Journal Article — Danishness, Nordic Amnesia and Immigrant Museums — by Lia Paula Rodrigues
$15.00
This article’s goal is to address how colonial legacies—with their epistemic and ontological violence—continue to inform, implicitly, current dynamics of representations in Danish museums.
Description
Abstract
Museums’ images and narratives play an active role in the construction of collective memories. Since collective memories are integral to the politics of social and group identity, most of the controversy surrounding museums’ representational practices depart from the question of who “owns” memory and what form of remembrance ought to be presented (Prosise 2003). Through an exploration of the Danish Immigration Museum’s website, in this article the author discusses the dynamics existent between DIM’s representational practices and its politics of exhibiting other cultures.
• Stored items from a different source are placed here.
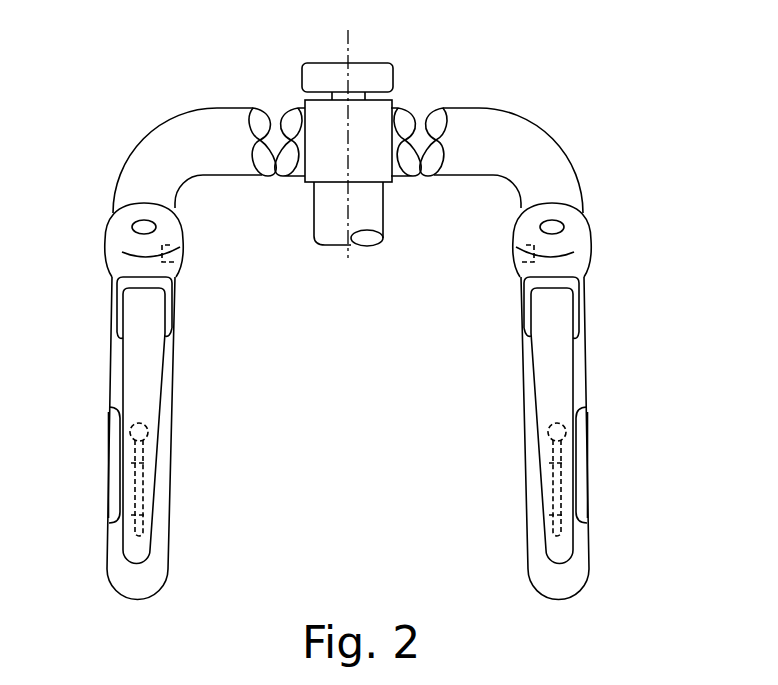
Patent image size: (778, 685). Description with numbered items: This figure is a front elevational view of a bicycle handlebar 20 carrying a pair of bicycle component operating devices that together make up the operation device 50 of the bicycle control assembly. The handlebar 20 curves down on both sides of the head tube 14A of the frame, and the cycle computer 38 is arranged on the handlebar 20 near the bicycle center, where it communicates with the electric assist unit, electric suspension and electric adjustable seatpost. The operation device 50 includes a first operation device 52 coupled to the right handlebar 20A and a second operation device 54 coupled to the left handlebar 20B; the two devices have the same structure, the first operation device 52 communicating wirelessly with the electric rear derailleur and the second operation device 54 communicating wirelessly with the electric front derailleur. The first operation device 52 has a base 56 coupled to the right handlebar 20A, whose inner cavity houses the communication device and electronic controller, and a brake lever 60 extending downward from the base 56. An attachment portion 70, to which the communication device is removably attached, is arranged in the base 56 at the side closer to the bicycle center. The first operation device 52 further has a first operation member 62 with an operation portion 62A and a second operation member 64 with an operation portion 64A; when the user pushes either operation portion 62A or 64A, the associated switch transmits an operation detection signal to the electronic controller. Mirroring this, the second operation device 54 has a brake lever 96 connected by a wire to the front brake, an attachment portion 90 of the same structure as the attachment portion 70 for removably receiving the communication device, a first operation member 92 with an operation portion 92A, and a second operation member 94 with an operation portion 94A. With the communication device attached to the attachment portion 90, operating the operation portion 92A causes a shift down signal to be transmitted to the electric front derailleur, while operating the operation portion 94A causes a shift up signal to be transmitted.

The operation device 50 is at (629, 84).
The handlebar 20 is at (468, 107).
The right handlebar 20A is at (173, 135).
The left handlebar 20B is at (522, 135).
The cycle computer 38 is at (370, 63).
The head tube 14A is at (370, 205).
The first operation device 52 is at (110, 268).
The second operation device 54 is at (588, 267).
The base 56 is at (118, 223).
The attachment portion 70 is at (177, 268).
The attachment portion 90 is at (517, 273).
The brake lever 60 is at (132, 360).
The brake lever 96 is at (563, 362).
The first operation member 62 is at (108, 435).
The operation portion 62A is at (112, 477).
The first operation member 92 is at (588, 435).
The operation portion 92A is at (583, 477).
The second operation member 64 is at (153, 478).
The operation portion 64A is at (153, 518).
The second operation member 94 is at (540, 450).
The operation portion 94A is at (540, 488).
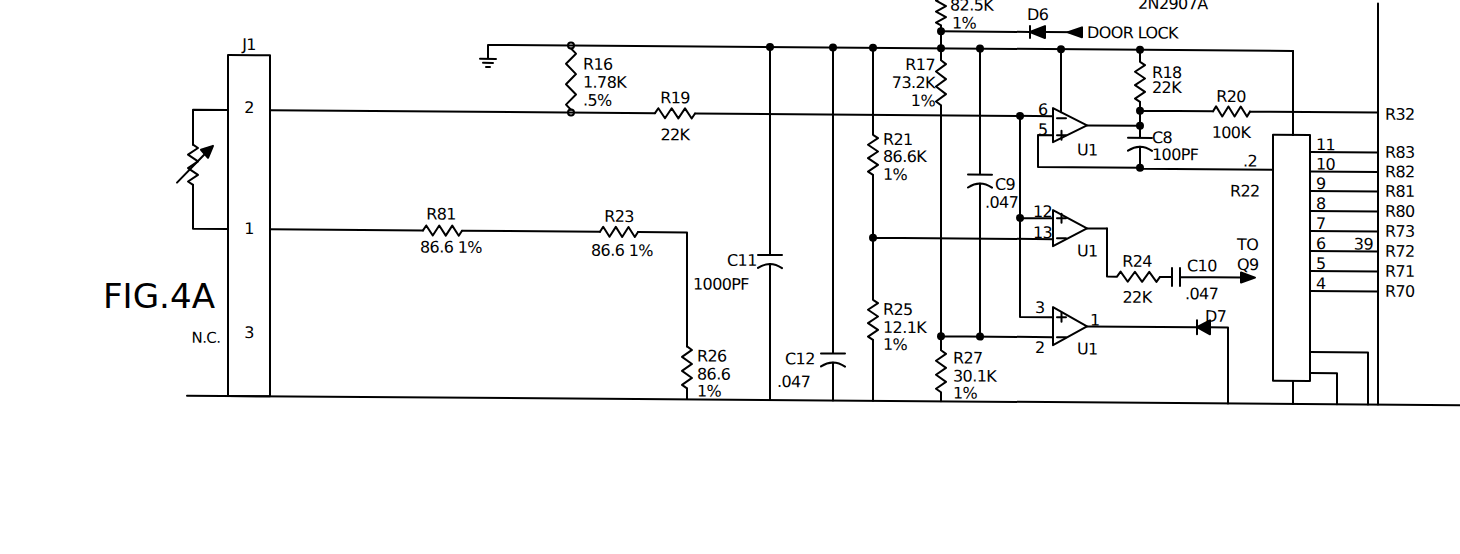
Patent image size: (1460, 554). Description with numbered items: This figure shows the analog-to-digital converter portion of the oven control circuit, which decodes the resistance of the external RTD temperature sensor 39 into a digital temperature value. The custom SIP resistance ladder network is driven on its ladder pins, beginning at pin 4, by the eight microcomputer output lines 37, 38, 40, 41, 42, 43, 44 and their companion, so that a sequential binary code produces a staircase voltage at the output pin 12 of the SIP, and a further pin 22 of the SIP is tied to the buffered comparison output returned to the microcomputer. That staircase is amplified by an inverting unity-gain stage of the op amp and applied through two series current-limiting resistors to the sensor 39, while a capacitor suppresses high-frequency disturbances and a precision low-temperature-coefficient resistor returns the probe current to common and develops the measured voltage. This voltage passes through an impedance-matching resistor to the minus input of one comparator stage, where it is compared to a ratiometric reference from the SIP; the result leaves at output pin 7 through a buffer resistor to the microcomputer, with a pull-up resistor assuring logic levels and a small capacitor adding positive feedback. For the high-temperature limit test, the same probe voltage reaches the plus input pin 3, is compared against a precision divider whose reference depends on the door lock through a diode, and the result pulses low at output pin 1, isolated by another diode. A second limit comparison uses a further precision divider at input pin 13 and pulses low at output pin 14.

The RTD temperature sensor 39 is at (177, 152).
The resistor network R22 pin 22 line 22 is at (1314, 102).
The output line 44 is at (1344, 145).
The output line 43 is at (1344, 165).
The output line 42 is at (1344, 184).
The output line 41 is at (1344, 204).
The output line 40 is at (1344, 224).
The output line 38 is at (1344, 264).
The output line 37 is at (1344, 284).
The output pin of sip R22 12 is at (1339, 368).
The op amp pin (minus input) 13 is at (1323, 379).
The op amp pin (plus input) 3 is at (1302, 392).
The op amp output pin 1 is at (1300, 93).
The pin of circuit R22 4 is at (1069, 82).
The op amp output pin 7 is at (1113, 119).
The op amp output pin 14 is at (1097, 221).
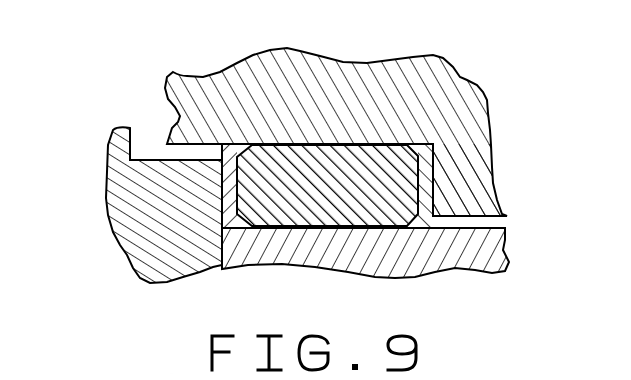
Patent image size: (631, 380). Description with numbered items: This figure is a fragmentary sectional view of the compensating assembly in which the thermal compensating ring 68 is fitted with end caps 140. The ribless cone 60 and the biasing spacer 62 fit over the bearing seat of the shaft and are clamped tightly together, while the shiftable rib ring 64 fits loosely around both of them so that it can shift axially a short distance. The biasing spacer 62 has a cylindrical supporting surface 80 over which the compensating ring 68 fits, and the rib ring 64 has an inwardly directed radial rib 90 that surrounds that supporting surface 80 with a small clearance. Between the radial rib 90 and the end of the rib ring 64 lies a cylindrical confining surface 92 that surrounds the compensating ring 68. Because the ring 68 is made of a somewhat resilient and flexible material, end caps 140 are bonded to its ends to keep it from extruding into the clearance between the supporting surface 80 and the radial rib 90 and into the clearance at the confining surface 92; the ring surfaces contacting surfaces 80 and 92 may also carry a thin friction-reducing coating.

In order to render intelligible such dynamics, the politics of remembrance (of particular cultural elements) and oblivion (of other elements) within the museum’s system of representation are scrutinized. Methodologically this means that questions concerning the “semiotics” of meaning production—how the museum classifies, categorizes, and represents other cultures—are not dissociated from the “politics” of meaning production—how the museum construct, through the objects it chooses to display and the narratives it chooses to tell, master narratives about itself. Accordingly, the representations of other cultures invariably involve the presentation of self-portraits, in that those who are observed are possibly eclipsed by the observer. The article’s goal is to address how colonial legacies—with their epistemic and ontological violence—continue to inform, implicitly, current dynamics of representations in Danish museums.
Recommended Citation
Rodrigues, Lia Paula. 2011. “Danishness, Nordic Amnesia and Immigrant Museums.” Pp. 23-33 in Contesting Memory: Museumizations of Migration in Comparative Global Context (Human Architecture: Journal of the Sociology of Self-Knowledge: Volume IX, Issue 4, 2011.) Belmont, MA: Okcir Press (an imprint of Ahead Publishing House).